C'est en lisant le
texte que Valérie Rouzeau a consacré à
Armand Robin, «
ce miracle, cette catastrophe », que j'ai découvert qu'enfant «
il vendait des taupes pour s’acheter des livres qu’il lisait en cachette de son père, en secret dans les arbres »... On comprendra que l'anecdote ait attiré toute mon attention quand j'aurai dit que, moi aussi, j'ai exercé comme taupier intérimaire dans la ferme paternelle, et pour des raisons assez opposées à celles d'Armand Robin.

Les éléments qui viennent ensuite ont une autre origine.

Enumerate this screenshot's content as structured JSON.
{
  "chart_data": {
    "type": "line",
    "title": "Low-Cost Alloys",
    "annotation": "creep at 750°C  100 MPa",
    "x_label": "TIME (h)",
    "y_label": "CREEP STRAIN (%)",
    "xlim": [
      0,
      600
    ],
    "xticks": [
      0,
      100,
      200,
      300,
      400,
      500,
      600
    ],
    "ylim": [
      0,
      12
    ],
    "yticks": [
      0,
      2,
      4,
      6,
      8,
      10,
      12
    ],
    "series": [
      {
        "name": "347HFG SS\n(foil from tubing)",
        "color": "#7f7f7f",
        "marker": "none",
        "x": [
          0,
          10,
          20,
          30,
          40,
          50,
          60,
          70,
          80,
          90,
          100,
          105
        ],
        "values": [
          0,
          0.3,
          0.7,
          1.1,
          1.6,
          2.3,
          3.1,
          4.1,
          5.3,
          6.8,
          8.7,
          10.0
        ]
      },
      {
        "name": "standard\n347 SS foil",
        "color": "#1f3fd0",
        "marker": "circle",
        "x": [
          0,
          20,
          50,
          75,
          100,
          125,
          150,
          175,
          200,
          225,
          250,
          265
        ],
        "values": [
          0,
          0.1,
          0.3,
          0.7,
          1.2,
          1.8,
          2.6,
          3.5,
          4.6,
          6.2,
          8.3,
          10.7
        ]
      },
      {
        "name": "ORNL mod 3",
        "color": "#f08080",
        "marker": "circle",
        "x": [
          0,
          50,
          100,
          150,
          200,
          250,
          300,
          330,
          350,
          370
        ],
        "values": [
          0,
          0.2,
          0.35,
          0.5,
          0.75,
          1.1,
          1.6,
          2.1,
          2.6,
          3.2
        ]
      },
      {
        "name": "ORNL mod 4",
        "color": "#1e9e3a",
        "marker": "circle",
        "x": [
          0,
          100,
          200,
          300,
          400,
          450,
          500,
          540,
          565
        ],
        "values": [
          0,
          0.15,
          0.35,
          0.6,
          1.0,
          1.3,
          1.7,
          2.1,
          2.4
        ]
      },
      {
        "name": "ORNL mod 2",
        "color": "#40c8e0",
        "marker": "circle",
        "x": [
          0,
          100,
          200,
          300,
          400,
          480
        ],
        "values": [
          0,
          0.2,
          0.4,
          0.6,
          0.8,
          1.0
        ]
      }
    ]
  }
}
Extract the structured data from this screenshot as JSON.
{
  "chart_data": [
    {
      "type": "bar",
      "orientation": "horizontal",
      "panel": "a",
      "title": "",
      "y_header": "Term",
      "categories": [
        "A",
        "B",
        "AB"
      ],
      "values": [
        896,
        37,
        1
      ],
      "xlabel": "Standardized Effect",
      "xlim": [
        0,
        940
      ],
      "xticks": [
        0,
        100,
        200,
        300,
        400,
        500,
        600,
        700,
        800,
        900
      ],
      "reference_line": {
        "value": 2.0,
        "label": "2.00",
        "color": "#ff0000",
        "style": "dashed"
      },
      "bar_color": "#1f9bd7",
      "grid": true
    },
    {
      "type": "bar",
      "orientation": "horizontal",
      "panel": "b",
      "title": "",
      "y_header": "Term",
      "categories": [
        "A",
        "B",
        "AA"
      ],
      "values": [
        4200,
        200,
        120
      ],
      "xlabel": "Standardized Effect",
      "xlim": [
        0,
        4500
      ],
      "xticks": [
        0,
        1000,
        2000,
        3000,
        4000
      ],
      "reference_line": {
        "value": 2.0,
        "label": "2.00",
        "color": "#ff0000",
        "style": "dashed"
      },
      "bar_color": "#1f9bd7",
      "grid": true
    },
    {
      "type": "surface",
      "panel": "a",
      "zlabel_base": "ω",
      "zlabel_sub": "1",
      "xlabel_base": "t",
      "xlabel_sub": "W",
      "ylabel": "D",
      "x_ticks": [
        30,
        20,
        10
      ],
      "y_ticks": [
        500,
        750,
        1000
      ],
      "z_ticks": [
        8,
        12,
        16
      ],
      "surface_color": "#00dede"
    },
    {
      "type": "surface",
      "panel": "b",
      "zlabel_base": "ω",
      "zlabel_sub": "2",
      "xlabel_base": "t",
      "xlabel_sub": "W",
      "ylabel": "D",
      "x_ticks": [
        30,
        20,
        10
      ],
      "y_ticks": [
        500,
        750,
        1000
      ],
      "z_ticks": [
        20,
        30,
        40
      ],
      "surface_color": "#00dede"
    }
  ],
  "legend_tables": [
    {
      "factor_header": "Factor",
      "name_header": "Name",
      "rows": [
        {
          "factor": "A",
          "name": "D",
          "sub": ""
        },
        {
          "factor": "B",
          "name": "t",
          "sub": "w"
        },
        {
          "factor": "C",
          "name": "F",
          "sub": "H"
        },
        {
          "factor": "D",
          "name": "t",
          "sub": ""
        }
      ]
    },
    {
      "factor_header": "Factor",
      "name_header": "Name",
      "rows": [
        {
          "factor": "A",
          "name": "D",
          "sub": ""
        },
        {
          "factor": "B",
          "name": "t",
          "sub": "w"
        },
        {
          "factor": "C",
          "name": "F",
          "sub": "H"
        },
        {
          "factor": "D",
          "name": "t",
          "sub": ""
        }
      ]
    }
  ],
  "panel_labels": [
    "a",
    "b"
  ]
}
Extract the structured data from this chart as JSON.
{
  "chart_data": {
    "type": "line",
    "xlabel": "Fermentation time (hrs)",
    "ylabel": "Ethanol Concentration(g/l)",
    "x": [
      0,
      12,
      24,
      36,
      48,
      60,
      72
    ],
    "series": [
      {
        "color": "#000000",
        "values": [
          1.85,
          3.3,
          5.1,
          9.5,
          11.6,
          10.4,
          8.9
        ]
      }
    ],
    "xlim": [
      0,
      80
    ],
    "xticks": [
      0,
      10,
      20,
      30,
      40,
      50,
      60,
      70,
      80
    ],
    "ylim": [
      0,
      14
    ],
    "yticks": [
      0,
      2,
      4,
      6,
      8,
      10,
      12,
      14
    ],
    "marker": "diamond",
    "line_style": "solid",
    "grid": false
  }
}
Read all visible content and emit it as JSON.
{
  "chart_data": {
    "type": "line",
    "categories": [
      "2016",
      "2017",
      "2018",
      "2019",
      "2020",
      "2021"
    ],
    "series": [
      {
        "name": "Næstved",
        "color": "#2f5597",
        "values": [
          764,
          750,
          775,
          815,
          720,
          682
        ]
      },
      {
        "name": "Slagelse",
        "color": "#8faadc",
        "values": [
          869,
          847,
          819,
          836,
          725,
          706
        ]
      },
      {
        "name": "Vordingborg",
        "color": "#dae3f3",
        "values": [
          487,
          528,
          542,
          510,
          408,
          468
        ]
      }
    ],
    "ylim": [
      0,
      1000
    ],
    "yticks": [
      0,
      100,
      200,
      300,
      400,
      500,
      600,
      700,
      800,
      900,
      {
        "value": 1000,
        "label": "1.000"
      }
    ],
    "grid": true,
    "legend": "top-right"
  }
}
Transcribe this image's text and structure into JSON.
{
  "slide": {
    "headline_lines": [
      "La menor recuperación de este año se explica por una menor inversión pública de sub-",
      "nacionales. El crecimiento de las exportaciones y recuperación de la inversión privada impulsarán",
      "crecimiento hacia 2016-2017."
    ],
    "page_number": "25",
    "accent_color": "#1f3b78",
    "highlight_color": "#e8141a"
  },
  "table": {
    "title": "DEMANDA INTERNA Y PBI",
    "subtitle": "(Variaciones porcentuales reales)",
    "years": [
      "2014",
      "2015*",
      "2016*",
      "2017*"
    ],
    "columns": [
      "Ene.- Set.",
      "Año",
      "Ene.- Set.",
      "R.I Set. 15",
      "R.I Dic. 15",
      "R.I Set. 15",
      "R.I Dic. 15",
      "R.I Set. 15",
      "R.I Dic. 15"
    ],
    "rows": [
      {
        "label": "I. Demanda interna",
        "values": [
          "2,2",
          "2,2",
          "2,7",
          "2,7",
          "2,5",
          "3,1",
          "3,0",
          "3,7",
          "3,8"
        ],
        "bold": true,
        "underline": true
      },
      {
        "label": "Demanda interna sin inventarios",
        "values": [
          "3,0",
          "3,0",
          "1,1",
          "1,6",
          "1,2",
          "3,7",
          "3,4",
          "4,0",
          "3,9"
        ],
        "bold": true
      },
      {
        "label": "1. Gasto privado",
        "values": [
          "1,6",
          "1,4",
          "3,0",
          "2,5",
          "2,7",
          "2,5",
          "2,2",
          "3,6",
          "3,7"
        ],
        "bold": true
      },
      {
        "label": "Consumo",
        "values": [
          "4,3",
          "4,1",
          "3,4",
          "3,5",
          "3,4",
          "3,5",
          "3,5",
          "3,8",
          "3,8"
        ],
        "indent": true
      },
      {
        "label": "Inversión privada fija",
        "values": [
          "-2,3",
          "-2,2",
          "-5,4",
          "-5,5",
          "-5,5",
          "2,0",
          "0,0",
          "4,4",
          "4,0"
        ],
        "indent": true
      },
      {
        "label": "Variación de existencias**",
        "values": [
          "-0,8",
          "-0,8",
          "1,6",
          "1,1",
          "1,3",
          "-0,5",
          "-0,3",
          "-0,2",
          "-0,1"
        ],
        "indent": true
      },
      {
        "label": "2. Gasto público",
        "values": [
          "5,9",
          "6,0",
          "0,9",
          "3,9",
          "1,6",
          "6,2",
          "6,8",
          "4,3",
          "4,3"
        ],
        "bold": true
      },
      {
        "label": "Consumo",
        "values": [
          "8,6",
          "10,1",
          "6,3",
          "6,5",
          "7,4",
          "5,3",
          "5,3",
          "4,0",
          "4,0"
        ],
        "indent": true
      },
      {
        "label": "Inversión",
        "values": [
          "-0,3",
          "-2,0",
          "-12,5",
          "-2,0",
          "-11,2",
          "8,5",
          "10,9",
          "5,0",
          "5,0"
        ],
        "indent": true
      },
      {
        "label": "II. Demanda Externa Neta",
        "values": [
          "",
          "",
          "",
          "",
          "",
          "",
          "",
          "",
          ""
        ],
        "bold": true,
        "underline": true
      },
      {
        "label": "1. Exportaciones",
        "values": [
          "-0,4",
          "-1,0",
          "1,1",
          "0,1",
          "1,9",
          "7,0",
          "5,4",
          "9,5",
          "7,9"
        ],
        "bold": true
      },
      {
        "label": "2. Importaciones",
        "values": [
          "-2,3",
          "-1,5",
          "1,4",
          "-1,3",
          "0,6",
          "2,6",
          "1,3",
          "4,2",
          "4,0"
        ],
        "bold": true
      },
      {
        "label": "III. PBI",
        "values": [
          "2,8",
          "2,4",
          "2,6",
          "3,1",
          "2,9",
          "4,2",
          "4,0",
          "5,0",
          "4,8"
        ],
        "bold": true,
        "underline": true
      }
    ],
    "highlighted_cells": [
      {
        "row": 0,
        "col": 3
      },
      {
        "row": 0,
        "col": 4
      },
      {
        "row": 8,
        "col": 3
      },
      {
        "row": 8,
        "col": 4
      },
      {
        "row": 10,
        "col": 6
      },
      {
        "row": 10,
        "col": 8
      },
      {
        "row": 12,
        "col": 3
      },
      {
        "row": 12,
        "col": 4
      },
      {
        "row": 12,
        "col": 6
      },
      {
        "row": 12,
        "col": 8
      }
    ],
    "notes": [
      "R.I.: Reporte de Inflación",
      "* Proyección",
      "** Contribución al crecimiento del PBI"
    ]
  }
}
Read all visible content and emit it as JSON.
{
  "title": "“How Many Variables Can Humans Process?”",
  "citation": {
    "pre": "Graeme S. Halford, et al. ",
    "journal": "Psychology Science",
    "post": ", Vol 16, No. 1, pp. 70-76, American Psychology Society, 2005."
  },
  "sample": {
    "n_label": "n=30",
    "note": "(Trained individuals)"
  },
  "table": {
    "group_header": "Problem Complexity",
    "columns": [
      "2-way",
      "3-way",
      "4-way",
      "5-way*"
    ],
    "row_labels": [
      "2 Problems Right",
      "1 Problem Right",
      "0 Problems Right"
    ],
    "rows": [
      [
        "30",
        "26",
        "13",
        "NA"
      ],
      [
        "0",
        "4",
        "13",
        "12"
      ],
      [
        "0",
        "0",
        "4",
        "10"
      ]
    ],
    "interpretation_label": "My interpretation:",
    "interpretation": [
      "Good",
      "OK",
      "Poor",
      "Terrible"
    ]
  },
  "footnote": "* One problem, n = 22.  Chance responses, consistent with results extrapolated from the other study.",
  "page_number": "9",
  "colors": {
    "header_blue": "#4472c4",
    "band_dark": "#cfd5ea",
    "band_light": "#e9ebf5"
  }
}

En ce temps-là, j'étais en mon adolescence, et pour ma part déjà fort mauvais poète. Mais je lisais, je lisais à temps plein, sans prendre la peine de grimper dans les arbres pour me cacher - j'étais d'ailleurs assez peu habile sur les écorces. L'année précédente, une indisposition coriace m'avait silhouetté en Giacometti cachexique, avec une tonicité de pâte de guimauve. Pour me donner un peu d'exercice, mon père avait donc inventé de me confier la mission de débarrasser deux parcelles à destination modestement fourragère des taupes qui avaient pris l'habitude de les bosseler. J'appris à manipuler les pièges et à les disposer dans les coulées, et m'acquittai de ma tâche avec régularité, et une relative réussite.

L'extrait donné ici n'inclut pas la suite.